10 years ago, we were the first physical location worldwide to concentrate talent, resources and partnerships all focused on cancer early detection. 10 years later, our influence has gone global with numerous cancer early detection centers, inspired by Canary’s model, helping to push life-saving early detection to the forefront. 

Scientific program manager Dr. Heidi Auman follows Don Listwin’s motto of “storming, forming, norming, and performing”*

Our scientific leadership identifies the highest unmet clinical needs for a particular cancer type, and Canary builds multi-institutional teams focused in the areas required for answering the research questions. Heidi helps build the teams from the ground up and to shape goals. She describes when Canary assembled their lung team to illustrate.

When forming the Canary Lung team in Canary’s early years,” she shares, “we wanted to understand why non-smokers get lung cancer. Canary looked for experts in various omics (such as genomics, proteomics, and transcriptomics), database coordinators, data analysts, clinical teams, and assay developers. We put together these groups from Vancouver and Victoria (British Columbia), Seattle, Dallas, Los Angeles, New York, and Baltimore, and forged a collaboration with the Early Detection Research Network of the National Cancer Institute in Washington, DC to support the work. The collaboration resulted in the identification of a biomarker that was developed into a blood test, which is now being used in validation trials to identify early stage lung cancer.
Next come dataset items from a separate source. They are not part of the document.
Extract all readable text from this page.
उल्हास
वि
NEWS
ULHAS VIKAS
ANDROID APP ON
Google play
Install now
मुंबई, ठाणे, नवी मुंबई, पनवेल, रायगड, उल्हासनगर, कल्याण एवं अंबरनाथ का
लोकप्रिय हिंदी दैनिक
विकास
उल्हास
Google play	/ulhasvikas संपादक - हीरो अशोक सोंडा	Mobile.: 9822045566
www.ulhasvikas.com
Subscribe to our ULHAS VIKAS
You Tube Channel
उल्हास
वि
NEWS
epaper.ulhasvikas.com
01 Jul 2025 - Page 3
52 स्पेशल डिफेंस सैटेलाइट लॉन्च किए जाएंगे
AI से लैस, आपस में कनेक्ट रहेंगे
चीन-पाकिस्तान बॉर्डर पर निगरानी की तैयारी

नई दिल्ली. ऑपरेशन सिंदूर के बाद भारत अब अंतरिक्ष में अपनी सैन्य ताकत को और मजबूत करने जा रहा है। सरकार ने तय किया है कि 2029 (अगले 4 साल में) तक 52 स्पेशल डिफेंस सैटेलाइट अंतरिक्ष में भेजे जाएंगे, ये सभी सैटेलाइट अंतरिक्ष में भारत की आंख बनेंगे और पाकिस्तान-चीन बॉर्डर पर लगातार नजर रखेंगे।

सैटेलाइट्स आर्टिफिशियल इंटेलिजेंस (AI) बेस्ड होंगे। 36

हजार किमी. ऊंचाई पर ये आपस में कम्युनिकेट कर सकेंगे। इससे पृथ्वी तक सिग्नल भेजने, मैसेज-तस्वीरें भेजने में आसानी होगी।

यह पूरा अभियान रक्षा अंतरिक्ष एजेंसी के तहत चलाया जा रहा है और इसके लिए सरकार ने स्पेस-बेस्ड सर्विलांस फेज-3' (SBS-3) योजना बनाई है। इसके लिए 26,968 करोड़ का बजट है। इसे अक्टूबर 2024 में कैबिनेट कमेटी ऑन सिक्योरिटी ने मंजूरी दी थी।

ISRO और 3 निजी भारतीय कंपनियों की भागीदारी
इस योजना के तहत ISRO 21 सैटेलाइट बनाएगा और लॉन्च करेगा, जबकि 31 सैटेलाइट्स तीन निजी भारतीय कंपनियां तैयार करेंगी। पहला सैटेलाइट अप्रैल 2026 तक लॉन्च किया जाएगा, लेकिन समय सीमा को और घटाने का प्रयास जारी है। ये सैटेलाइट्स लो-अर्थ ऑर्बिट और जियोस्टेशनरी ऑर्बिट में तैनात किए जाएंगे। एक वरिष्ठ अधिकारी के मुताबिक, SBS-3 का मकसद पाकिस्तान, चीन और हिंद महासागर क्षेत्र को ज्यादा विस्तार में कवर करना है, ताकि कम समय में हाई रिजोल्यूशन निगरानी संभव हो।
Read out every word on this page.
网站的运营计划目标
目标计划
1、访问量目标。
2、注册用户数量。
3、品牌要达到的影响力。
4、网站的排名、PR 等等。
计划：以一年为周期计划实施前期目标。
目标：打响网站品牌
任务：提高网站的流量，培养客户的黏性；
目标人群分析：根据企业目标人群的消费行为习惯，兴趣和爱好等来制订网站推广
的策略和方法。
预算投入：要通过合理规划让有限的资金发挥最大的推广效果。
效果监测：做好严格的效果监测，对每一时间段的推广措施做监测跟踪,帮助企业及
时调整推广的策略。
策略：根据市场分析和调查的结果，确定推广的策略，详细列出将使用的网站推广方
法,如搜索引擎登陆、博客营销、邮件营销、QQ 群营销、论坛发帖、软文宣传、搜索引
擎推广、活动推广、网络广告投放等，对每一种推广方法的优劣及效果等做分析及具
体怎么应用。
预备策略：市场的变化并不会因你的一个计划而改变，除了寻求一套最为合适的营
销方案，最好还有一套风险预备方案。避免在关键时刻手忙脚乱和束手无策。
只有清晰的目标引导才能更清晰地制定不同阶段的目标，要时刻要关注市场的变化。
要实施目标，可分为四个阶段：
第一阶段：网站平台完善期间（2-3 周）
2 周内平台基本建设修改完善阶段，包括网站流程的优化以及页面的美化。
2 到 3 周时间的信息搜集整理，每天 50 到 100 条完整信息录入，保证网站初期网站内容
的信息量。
This was an important contribution from Canary Foundation to the research field.”

This kind of extensive collaboration requires a lot of communication, coordination and infrastructural support, which is where Heidi comes in. Her practice of “storming, forming, norming and performing” orients these scientific teams to brainstorm and then coalesce into actionable ideas, to arrive at the goal of a the project. She has applied these methods to Canary-formed teams in prostate, breast, pancreatic and ovarian cancers, in addition to lung.

This year, the ovarian cancer team is surging ahead to find better tests for those with high risk. Canary Foundation’s goal for 2019 is to progress their new ovarian cancer initiative. Currently in the team-building and goal-setting stages with Heidi as guide, the researchers will focus on developing tests for the most common and lethal subtype of ovarian cancer, high grade serous ovarian cancer.

“We’re taking advantage of advances in knowledge and technology to uncover the fundamental steps in the disease’s development. These next generation studies require careful planning and collaborative team science. By pooling resources through a multi-institutional effort we can increase the number of ovarian cancer cases to study.”